И действительно, через пятнадцать минут мимо стоявшего в коридоре Белова милиционер провел в кабинет Усольцева плотного человека среднего роста. Щеки князя были покрыты неряшливой седой щетиной. По меньшей мере, он не брился дня три-четыре.

Со времени их последней встречи князь сильно постарел. Белова он, кажется, не узнал, а может быть, не захотел узнать. Белов сильно волновался. Еще бы, вполне возможно, что сейчас за дверью этого кабинета будет наконец подведена черта под историей, над разгадкой которой бился сам Белов, его отец и Евграф Усольцев. Но захочет ли князь сказать правду?

* * *

— А теперь, — сказал мне Василий Петрович, — не будем мешать Евграфу Николаевичу Усольцеву работать, оставим его наедине с задержанным князем и поговорим о геммах — резных драгоценных и полудрагоценных камнях. Я, конечно, понимаю ваше желание оказаться сейчас в кабинете Усольцева и присутствовать при допросе князя. Но наберитесь терпения. Всё в своё время. Не надо слишком торопиться и торопить события.

Василий Петрович не любил верхнего света, и комнату освещала лишь настольная лампа, создавая атмосферу уюта и таинственности.

— Обычно думают, — неторопливо говорил он, — что геммы представляют интерес только для ювелиров, коллекционеров и искусствоведов. Иногда, вспоминая про балладу Шиллера «Поликратов перстень», переведенную на русский язык Жуковским, к ним ещё приобщают поэтов. Между тем геммы — неиссякаемый источник самых разнообразных сведений. По античным геммам, например, можно изучать искусство и мифологию. Они являлись украшениями, печатями, любовными амулетами, а порой и лекарствами… Во всяком случае, врач Марцелл Эмпирик в своем известном трактате «О медикаментах» утверждал, что, если человеку, страдающему болями в боку, повесить на шею гемму из яшмы со знаком ZZZ, тот мгновенно исцелится. А другой врач, Александр из Тралл, рекомендовал как верное средство от колик гемму из медийского камня с Гераклом, который душит льва.

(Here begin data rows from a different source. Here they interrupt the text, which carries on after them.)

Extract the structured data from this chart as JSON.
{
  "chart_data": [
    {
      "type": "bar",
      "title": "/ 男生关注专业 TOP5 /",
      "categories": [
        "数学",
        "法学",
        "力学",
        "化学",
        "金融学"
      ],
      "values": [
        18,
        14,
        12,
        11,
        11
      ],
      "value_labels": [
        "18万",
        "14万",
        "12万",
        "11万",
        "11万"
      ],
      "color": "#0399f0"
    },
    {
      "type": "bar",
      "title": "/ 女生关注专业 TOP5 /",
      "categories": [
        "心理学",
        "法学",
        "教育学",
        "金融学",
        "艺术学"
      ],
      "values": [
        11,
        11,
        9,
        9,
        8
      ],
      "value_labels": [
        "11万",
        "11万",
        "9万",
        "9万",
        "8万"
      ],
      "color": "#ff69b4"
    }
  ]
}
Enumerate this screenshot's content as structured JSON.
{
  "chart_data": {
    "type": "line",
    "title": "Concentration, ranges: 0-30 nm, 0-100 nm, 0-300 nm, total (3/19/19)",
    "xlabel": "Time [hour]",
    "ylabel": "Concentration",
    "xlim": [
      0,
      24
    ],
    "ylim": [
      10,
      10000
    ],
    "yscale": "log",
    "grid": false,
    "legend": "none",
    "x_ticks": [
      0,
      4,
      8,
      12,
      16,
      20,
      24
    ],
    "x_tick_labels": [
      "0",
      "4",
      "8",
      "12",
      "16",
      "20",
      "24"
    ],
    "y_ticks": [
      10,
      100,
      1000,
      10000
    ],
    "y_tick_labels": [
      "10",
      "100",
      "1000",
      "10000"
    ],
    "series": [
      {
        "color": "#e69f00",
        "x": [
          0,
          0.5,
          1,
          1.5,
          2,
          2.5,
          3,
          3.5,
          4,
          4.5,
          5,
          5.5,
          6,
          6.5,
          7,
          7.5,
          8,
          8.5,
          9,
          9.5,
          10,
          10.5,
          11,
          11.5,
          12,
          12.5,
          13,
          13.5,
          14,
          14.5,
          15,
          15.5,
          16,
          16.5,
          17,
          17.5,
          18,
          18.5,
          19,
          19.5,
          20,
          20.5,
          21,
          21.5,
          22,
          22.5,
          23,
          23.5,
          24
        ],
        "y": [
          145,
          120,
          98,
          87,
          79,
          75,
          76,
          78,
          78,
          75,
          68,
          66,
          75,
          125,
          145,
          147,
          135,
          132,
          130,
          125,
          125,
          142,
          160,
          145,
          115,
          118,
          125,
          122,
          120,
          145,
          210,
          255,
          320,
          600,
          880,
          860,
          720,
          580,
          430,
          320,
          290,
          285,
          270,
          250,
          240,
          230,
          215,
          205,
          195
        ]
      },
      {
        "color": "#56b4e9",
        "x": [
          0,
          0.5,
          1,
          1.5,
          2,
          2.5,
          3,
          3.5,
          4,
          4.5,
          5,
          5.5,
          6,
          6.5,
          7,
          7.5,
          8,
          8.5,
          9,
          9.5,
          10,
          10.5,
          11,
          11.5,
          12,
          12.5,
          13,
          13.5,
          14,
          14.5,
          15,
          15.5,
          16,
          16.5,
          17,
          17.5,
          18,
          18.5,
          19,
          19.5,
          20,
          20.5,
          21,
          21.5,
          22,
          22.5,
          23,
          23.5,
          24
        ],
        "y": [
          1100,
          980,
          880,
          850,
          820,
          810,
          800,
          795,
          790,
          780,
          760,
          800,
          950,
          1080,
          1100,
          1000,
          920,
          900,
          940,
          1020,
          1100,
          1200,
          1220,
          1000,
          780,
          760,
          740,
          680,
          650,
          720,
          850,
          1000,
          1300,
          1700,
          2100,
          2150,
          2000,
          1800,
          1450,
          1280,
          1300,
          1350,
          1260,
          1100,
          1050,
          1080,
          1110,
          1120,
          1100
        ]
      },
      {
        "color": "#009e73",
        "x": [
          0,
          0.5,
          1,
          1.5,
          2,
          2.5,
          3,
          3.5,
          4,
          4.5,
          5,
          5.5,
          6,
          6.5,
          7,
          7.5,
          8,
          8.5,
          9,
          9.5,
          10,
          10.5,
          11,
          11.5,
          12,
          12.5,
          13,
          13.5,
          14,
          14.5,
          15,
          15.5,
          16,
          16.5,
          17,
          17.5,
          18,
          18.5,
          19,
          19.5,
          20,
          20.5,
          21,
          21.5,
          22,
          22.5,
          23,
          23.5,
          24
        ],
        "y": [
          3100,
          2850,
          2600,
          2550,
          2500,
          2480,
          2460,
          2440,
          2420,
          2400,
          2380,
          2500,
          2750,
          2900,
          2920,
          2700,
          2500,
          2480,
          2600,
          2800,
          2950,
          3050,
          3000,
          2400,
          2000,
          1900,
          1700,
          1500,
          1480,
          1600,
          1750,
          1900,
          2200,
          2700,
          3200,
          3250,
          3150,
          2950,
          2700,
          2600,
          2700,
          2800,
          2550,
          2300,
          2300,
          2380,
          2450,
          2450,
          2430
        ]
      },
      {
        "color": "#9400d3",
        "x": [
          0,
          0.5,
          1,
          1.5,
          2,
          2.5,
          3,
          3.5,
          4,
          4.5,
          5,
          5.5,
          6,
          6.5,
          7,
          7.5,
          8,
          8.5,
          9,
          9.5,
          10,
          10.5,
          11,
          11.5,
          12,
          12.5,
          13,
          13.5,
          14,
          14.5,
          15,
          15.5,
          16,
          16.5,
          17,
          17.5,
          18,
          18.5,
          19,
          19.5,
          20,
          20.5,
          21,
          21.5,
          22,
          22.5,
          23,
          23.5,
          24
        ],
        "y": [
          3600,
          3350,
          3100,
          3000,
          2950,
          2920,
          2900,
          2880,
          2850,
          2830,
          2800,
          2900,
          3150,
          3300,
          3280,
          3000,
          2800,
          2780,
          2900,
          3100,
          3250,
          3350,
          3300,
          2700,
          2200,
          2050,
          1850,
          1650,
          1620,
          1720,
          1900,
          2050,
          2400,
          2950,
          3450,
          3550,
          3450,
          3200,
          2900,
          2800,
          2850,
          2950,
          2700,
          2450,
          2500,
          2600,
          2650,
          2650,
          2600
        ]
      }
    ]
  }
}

Плиний писал: «Среди гемм имеются такие, которые слывут бесценными и не имеют соответствующей стоимости в человеческих богатствах; и многим людям для высшего и абсолютного созерцания природы достаточно одной геммы».

Лучше, как говорится, не скажешь. Геммы — это представление древних о красоте, их отношение к природе и богам. Это живопись в камне и атрибуты магии, история медицины и обычаи античного мира, памятники религии и культуры. Поэтому они и привлекают внимание археологов, историков, скульпторов, этнографов, социологов и даже криминалистов… Да, голубчик вы мой, я не оговорился: именно криминалистов, — подтвердил Василий Петрович. — История некоторых известных гемм — это история краж, убийств, подлогов и всяческих мошенничеств. Возьмем хотя бы гемму Гонзага. Помните ее?

Еще бы! Эту большую гемму, одну из самых замечательных камей Ленинградского Эрмитажа (камеями называют геммы с выпуклым изображением) трудно было забыть. Она постоянно напоминала о себе неповторимым искусством резчика, красотой материала и своим историческим сюжетом.